We read with interest the study by Hamaekers et al [1] on equipment currently used for oxygenation during complete airway obstruction. The authors commented that physical properties of such devices have major clinical consequences and that alternatives may be safer. We feel that their laboratory work does not support this assertion and that the venture is contrary to current guidelines [2].
The study measured pressure within a 2 mm trans-tracheal catheter during attachment to insufflation devices. Catheter flow during intermittent insufflation was then assessed. The first two devices used three-way taps to change from in-line to a side-on configuration that substantially reduced catheter-tip pressure. The authors branded the pressure with the in-line configuration (the currently prevalent technique) as potentially dangerous, but did not study this further.
However, the relevant pressure is the pressure within the trachea itself. This will be substantially below the value of 71.1 cm H2O found within the catheter. Whilst egress down the catheter may be impeded, the risk of barotrauma was not quantified. Additionally, given that total upper airway occlusion is an extremely rare finding, elevated tracheal pressure from catheter insufflation is still likely to generate some pressure-release via the upper airway.

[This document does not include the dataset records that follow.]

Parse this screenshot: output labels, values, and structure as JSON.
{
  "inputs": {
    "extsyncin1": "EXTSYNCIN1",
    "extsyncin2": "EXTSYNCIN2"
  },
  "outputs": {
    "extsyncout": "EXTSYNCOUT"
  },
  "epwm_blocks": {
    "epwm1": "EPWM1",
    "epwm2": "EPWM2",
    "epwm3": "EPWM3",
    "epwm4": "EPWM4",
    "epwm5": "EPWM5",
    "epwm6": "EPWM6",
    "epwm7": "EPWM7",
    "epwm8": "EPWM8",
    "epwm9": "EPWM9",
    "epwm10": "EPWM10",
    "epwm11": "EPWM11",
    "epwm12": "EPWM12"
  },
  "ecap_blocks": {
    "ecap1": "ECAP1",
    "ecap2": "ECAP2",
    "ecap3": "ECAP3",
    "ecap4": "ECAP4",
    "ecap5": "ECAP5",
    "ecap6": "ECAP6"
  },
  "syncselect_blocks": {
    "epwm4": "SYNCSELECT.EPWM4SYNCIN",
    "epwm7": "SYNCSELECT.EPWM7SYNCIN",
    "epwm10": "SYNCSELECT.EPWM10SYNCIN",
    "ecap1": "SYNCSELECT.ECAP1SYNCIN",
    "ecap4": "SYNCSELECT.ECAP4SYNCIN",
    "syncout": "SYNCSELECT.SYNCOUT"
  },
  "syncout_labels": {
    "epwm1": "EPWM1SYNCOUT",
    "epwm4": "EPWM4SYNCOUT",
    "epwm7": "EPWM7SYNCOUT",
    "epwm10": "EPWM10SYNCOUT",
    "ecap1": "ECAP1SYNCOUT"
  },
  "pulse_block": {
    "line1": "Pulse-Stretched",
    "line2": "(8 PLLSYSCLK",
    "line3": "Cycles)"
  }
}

The side-on configuration used by the authors requires an additional section to join the catheter and tap Luer lock ports: the rarely seen male/male connector. This necessity is at odds with the need for simple, readily available equipment in the emergency situation.
The paper then presents timings for insufflation and for egress of 1000 ml of oxygen. No explanation is given for the choice of this large tidal volume or its clinical validity. Inclusion of either device increased egress time compared to an unconnected catheter. Egress time was longer with the side-on tap configuration than with the Oxygen Flow Modulator. No statistical comparison is offered for the respective minute volumes. This is surprising given the apparent efficiency of the Oxygen Flow Modulator for egress.

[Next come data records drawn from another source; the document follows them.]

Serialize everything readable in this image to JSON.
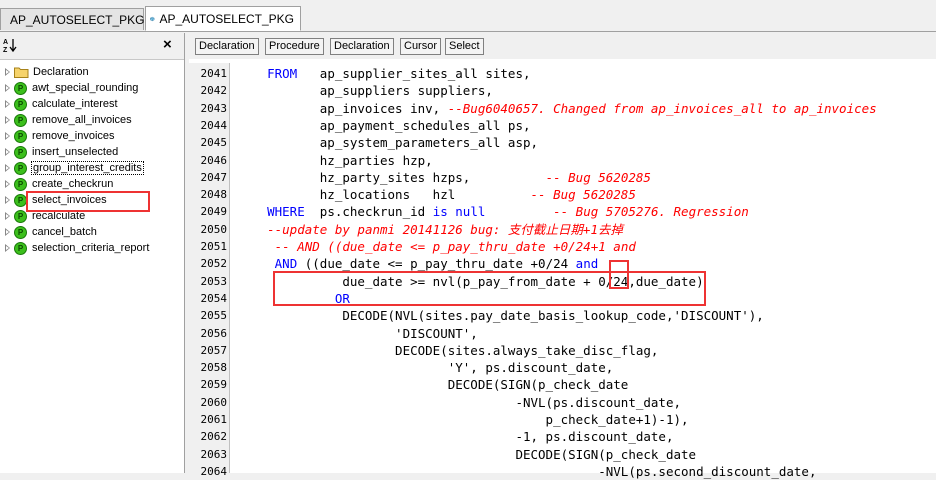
{
  "tabs": [
    {
      "label": "AP_AUTOSELECT_PKG",
      "active": false
    },
    {
      "label": "AP_AUTOSELECT_PKG",
      "active": true
    }
  ],
  "left": {
    "sort_icon": "sort-az-icon",
    "close_glyph": "×",
    "items": [
      {
        "label": "Declaration",
        "icon": "folder-icon"
      },
      {
        "label": "awt_special_rounding",
        "icon": "procedure-icon"
      },
      {
        "label": "calculate_interest",
        "icon": "procedure-icon"
      },
      {
        "label": "remove_all_invoices",
        "icon": "procedure-icon"
      },
      {
        "label": "remove_invoices",
        "icon": "procedure-icon"
      },
      {
        "label": "insert_unselected",
        "icon": "procedure-icon"
      },
      {
        "label": "group_interest_credits",
        "icon": "procedure-icon"
      },
      {
        "label": "create_checkrun",
        "icon": "procedure-icon"
      },
      {
        "label": "select_invoices",
        "icon": "procedure-icon"
      },
      {
        "label": "recalculate",
        "icon": "procedure-icon"
      },
      {
        "label": "cancel_batch",
        "icon": "procedure-icon"
      },
      {
        "label": "selection_criteria_report",
        "icon": "procedure-icon"
      }
    ],
    "procedure_glyph": "P"
  },
  "toolbar": {
    "buttons": [
      "Declaration",
      "Procedure",
      "Declaration",
      "Cursor",
      "Select"
    ]
  },
  "editor": {
    "lines": [
      {
        "n": "2041",
        "parts": [
          [
            "    ",
            "tx"
          ],
          [
            "FROM",
            "kw"
          ],
          [
            "   ap_supplier_sites_all sites,",
            "tx"
          ]
        ]
      },
      {
        "n": "2042",
        "parts": [
          [
            "           ap_suppliers suppliers,",
            "tx"
          ]
        ]
      },
      {
        "n": "2043",
        "parts": [
          [
            "           ap_invoices inv, ",
            "tx"
          ],
          [
            "--Bug6040657. Changed from ap_invoices_all to ap_invoices",
            "cm"
          ]
        ]
      },
      {
        "n": "2044",
        "parts": [
          [
            "           ap_payment_schedules_all ps,",
            "tx"
          ]
        ]
      },
      {
        "n": "2045",
        "parts": [
          [
            "           ap_system_parameters_all asp,",
            "tx"
          ]
        ]
      },
      {
        "n": "2046",
        "parts": [
          [
            "           hz_parties hzp,",
            "tx"
          ]
        ]
      },
      {
        "n": "2047",
        "parts": [
          [
            "           hz_party_sites hzps,          ",
            "tx"
          ],
          [
            "-- Bug 5620285",
            "cm"
          ]
        ]
      },
      {
        "n": "2048",
        "parts": [
          [
            "           hz_locations   hzl          ",
            "tx"
          ],
          [
            "-- Bug 5620285",
            "cm"
          ]
        ]
      },
      {
        "n": "2049",
        "parts": [
          [
            "    ",
            "tx"
          ],
          [
            "WHERE",
            "kw"
          ],
          [
            "  ps.checkrun_id ",
            "tx"
          ],
          [
            "is null",
            "kw"
          ],
          [
            "         ",
            "tx"
          ],
          [
            "-- Bug 5705276. Regression",
            "cm"
          ]
        ]
      },
      {
        "n": "2050",
        "parts": [
          [
            "    ",
            "tx"
          ],
          [
            "--update by panmi 20141126 bug: 支付截止日期+1去掉",
            "cm"
          ]
        ]
      },
      {
        "n": "2051",
        "parts": [
          [
            "     ",
            "tx"
          ],
          [
            "-- AND ((due_date <= p_pay_thru_date +0/24+1 and",
            "cm"
          ]
        ]
      },
      {
        "n": "2052",
        "parts": [
          [
            "     ",
            "tx"
          ],
          [
            "AND",
            "kw"
          ],
          [
            " ((due_date <= p_pay_thru_date +0/24 ",
            "tx"
          ],
          [
            "and",
            "kw"
          ]
        ]
      },
      {
        "n": "2053",
        "parts": [
          [
            "              due_date >= nvl(p_pay_from_date + 0/24,due_date)",
            "tx"
          ]
        ]
      },
      {
        "n": "2054",
        "parts": [
          [
            "             ",
            "tx"
          ],
          [
            "OR",
            "kw"
          ]
        ]
      },
      {
        "n": "2055",
        "parts": [
          [
            "              DECODE(NVL(sites.pay_date_basis_lookup_code,'DISCOUNT'),",
            "tx"
          ]
        ]
      },
      {
        "n": "2056",
        "parts": [
          [
            "                     'DISCOUNT',",
            "tx"
          ]
        ]
      },
      {
        "n": "2057",
        "parts": [
          [
            "                     DECODE(sites.always_take_disc_flag,",
            "tx"
          ]
        ]
      },
      {
        "n": "2058",
        "parts": [
          [
            "                            'Y', ps.discount_date,",
            "tx"
          ]
        ]
      },
      {
        "n": "2059",
        "parts": [
          [
            "                            DECODE(SIGN(p_check_date",
            "tx"
          ]
        ]
      },
      {
        "n": "2060",
        "parts": [
          [
            "                                     -NVL(ps.discount_date,",
            "tx"
          ]
        ]
      },
      {
        "n": "2061",
        "parts": [
          [
            "                                         p_check_date+1)-1),",
            "tx"
          ]
        ]
      },
      {
        "n": "2062",
        "parts": [
          [
            "                                     -1, ps.discount_date,",
            "tx"
          ]
        ]
      },
      {
        "n": "2063",
        "parts": [
          [
            "                                     DECODE(SIGN(p_check_date",
            "tx"
          ]
        ]
      },
      {
        "n": "2064",
        "parts": [
          [
            "                                                -NVL(ps.second_discount_date,",
            "tx"
          ]
        ]
      }
    ]
  },
  "colors": {
    "keyword": "#0000ff",
    "comment": "#ff0000",
    "highlight_box": "#e33333",
    "procedure_icon": "#3cbf1c"
  }
}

The authors conclude that modifying the in-line configuration of the three-way tap will make emergency jet ventilation safer. Their statement is not borne out by this study. Switching to a side-on configured tap is complicated by the need for a male/male connector. Switching to a novel device would be supported by it achieving a significantly superior minute volume across a range of clinically appropriate tidal volumes; this has yet to be demonstrated for the Oxygen Flow Modulator.

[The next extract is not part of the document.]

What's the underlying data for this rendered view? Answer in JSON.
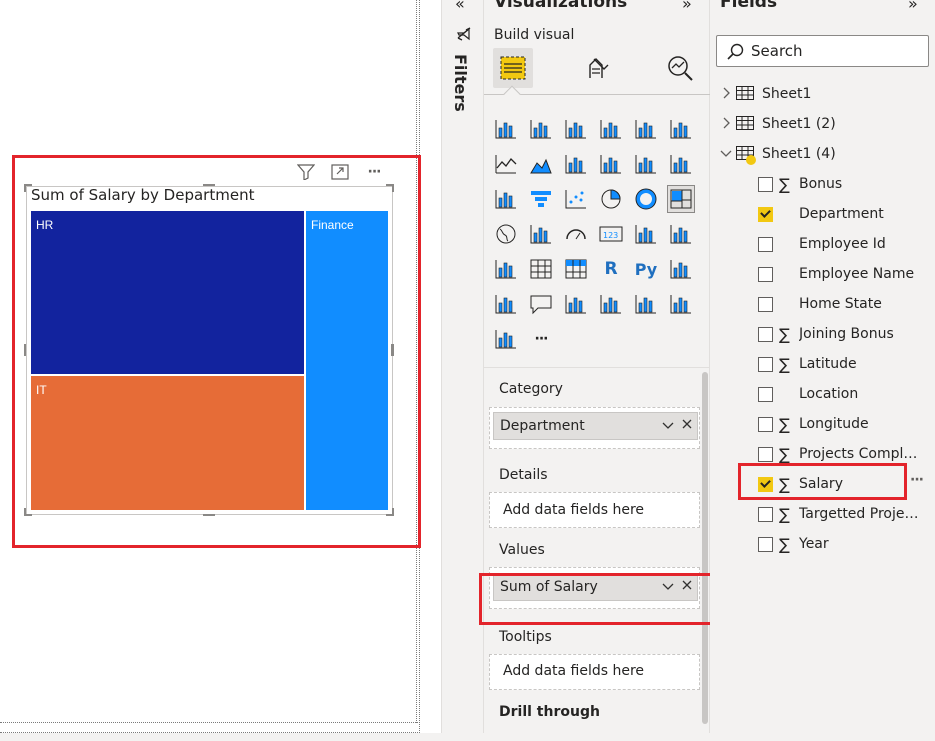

This study confirmed that bidirectional flow through a 2 mm trans-tracheal catheter in the laboratory is possible. Despite acknowledging the inevitability of hypercapnia in the clinical setting, the authors considered this a technique for slowly re-establishing oxygenation. Faced with an obstructed upper airway, guidelines indicate the need to convert to a definitive airway as soon as possible [2], and we suggest that the focus of management should be on minimising this duration.
L Cohen
H Morris
D Vaughan
Northwick Park Hospital,
Middlesex, UK.
No external funding and no competing interests declared
References
1. Hamaekers AE, Borg PA, Enk D. A bench study of ventilation via two self-assembled jet devices and the Oxygen Flow Modulator in simulated upper airway obstruction. Anaesthesia 2009; 64: 1353–8.
2. Henderson JJ, Popat MT, Latto IP, Pearce AC. Difficult Airway Society guidelines for management of the unanticipated difficult intubation. Anaesthesia 2004; 59: 675–94.